PUT _template/logstash_template
{
"template": "logstash-*",
"order": 1,
"mappings": {
"_default_": {
"properties": {
"index": {
"type": "string",
"index": "not_analyzed"
},
"type": {
"type": "string",
"index": "not_analyzed"
},
"message": {
"type": "string",
"index": "no"
}
}
},
"access": {
"properties": {
"host": {
"type": "string",
"index": "not_analyzed"
},
"clientip": {
"type": "ip",
"index": "not_analyzed"
},
"cookie_daid": {
"type": "string",
"index": "not_analyzed"
},
"timestamp": {
"type": "string",
"index": "not_analyzed"
},
"verb": {
"type": "string",
"index": "not_analyzed"
},
"request": {
"type": "string",
"index": "analyzed"
},
"httpversion": {
"type": "string",
"index": "not_analyzed"
},
"response": {
"type": "integer",
"index": "not_analyzed"
},
"bytes": {
"type": "long",
"index": "not_analyzed"
},
"referrer": {
"type": "string",
"index": "not_analyzed"
},
"agent": {
"type": "string",
"index": "analyzed"
},
"x-http-forwarded": {
"type": "string",
"index": "analyzed"
},
"geoip": {
"properties": {
"continent_code": {
"type": "string",
"index": "not_analyzed"
},
"country_code2": {
"type": "string",
"index": "not_analyzed"
},
"country_code3": {
"type": "string",
"index": "not_analyzed"
},
"ip": {
"type": "ip",
"index": "not_analyzed"
},
"latitude": {
"type": "float",
"index": "not_analyzed"
},
"location": {
"type": "geo_point",
"index": "not_analyzed"
},
"longitude": {
"type": "float",
"index": "not_analyzed"
}
}
}
}
},
"app": {
"properties": {
"timestamp": {
"type": "string",
"index": "not_analyzed"
},
"loglevel": {
"type": "string",
"index": "not_analyzed"
},
"class": {
"type": "string",
"index": "analyzed"
},
"line": {
"type": "long",
"index": "not_analyzed"
},
"log": {
"type": "string",
"index": "analyzed"
},
"pid": {
"type": "integer",
"index": "not_analyzed"
},
"thread": {
"type": "string",
"index": "not_analyzed"
},
"service": {
"type": "string",
"index": "not_analyzed"
},
"host": {
"type": "string",
"index": "not_analyzed"
},
"method": {
"type": "string",
"index": "not_analyzed"
}
}
}
}
}
3-5 Others
If you search indexing performance in google, you can find some article.
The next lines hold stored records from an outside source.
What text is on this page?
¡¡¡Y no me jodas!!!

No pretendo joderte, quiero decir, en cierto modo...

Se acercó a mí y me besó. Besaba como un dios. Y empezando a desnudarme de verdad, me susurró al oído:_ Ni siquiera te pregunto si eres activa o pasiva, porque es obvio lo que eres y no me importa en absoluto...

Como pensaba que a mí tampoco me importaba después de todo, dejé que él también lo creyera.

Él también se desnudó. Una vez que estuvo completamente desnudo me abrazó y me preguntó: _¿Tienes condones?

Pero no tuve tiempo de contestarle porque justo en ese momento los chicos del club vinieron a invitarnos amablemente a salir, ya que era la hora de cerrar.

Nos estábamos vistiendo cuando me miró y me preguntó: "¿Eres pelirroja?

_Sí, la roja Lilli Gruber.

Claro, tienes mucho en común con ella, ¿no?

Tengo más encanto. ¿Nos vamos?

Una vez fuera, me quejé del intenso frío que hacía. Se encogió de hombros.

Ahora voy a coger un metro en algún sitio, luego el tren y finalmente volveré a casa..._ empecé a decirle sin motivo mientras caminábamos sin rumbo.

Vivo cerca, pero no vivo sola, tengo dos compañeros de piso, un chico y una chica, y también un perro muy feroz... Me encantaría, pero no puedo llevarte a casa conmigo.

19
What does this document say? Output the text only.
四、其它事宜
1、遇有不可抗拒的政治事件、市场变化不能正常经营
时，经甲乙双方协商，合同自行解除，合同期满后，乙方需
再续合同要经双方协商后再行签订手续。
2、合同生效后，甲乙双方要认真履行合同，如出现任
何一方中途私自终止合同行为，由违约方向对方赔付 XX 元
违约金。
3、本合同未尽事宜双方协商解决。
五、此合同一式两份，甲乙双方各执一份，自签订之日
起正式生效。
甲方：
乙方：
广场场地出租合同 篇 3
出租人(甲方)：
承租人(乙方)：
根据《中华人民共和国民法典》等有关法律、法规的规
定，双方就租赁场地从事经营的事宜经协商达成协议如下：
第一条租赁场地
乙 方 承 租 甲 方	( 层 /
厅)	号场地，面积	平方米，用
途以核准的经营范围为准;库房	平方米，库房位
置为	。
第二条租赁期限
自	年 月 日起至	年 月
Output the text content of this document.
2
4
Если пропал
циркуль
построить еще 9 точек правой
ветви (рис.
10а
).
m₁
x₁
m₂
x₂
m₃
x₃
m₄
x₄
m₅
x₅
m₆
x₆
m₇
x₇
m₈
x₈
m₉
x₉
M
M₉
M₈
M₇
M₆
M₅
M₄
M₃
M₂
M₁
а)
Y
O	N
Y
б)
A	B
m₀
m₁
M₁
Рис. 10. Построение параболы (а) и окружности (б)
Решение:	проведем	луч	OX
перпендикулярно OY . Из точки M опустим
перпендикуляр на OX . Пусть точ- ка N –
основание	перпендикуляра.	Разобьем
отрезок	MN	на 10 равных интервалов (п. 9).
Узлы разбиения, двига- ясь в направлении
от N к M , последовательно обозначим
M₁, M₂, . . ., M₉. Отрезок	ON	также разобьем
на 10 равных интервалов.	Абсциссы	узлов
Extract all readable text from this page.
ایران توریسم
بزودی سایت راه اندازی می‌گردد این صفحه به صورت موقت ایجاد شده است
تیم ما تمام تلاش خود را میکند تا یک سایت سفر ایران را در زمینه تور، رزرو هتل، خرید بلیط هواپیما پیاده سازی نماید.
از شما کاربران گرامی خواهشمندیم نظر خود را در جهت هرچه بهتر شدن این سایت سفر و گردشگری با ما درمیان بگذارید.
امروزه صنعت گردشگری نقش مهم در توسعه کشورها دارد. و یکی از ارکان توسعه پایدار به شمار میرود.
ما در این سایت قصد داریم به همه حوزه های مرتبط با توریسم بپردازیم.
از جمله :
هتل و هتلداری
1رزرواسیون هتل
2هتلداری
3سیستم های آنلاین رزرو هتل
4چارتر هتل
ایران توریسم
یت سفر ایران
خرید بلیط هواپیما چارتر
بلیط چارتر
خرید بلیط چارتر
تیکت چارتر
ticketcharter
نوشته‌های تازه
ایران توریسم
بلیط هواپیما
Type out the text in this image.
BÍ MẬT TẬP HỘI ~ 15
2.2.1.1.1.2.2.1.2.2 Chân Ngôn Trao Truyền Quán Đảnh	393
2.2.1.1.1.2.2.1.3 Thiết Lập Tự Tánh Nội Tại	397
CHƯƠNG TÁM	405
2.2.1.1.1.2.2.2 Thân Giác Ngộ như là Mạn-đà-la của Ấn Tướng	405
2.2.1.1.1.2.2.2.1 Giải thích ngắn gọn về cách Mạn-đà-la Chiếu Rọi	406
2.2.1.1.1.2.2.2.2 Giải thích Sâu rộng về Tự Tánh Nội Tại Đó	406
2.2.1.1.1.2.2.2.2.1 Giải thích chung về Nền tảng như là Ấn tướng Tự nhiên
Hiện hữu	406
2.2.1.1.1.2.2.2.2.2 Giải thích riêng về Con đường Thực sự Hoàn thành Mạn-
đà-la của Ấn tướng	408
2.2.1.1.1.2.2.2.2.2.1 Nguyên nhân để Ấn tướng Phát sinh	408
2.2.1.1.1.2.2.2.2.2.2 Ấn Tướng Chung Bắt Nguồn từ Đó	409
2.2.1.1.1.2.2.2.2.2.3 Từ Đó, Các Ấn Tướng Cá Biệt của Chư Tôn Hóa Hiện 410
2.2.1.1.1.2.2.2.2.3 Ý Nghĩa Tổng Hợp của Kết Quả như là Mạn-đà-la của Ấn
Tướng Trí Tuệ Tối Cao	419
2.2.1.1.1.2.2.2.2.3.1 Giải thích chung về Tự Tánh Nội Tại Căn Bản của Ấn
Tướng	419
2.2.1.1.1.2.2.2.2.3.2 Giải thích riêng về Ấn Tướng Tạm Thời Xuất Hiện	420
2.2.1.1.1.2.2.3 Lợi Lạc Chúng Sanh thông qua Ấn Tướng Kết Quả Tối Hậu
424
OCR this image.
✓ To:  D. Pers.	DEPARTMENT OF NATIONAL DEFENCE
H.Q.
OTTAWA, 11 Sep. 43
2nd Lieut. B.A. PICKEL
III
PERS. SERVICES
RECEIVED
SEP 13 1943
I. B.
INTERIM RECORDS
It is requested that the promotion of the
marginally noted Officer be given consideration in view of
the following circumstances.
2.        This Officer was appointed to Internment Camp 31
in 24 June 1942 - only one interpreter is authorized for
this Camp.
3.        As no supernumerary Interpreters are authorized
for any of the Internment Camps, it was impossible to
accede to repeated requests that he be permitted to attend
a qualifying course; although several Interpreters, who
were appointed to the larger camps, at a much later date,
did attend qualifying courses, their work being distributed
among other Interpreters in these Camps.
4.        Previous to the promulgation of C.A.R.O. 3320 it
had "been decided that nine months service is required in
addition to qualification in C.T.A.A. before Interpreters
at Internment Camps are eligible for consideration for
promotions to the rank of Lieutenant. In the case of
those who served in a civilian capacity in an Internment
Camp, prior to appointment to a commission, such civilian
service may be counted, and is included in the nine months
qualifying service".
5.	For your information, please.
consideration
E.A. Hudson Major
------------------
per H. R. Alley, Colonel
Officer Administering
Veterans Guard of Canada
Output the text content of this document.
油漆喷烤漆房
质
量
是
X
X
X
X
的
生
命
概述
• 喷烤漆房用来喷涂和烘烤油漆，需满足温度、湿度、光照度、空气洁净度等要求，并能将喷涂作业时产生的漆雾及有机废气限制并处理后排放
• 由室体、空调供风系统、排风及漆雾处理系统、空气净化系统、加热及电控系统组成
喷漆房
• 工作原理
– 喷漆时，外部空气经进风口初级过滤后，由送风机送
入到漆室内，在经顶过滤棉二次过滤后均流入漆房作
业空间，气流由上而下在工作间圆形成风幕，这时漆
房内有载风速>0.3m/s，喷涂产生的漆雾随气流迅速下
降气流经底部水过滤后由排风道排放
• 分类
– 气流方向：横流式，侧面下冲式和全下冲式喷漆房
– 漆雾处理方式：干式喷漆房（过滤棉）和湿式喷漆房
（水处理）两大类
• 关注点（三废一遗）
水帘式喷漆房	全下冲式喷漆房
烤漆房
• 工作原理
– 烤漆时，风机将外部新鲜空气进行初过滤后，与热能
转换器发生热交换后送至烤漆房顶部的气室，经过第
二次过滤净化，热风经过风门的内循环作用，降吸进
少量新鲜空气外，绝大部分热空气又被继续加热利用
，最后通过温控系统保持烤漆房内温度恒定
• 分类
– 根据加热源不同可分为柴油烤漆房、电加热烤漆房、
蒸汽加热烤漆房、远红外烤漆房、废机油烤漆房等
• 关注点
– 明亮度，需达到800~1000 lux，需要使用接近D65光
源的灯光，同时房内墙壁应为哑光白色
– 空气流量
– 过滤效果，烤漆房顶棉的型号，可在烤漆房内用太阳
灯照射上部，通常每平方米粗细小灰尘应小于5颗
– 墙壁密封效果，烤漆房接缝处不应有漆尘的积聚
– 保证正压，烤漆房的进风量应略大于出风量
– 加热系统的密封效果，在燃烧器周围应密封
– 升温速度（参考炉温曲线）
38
In my case that is not much helpful for increasing indexing size. But It can be different in your case.
Disable _all Field
I can`t find _all field in kibana anymore. Then I think it is default disable.
Bulk Threadpool Size
Default bulk threadpool size is # of available processors. I can`t change bulk size with below setting. I think, it is blocked in 2.4.0. It is fixed number & can`t changed with configuration.
elastisearch.yml
threadpool:
bulk:
size: 30
Segment Merging Parameters
There is some parameters can tuning segment merging performance. If we can reduce segment merging we can improve indexing performance theoretically but it can reduce search performance.
index.refresh_interval
index.translog.flush_threshold_size
indices.memory.index_buffer_size
But this parameters doens`t effect indexing performance.
4. Conclustion
There is not a correct answer. But Currently My ELK performance is 25,000 docs/sec with this configuration. You can also try this configuration on your case for indexing performance.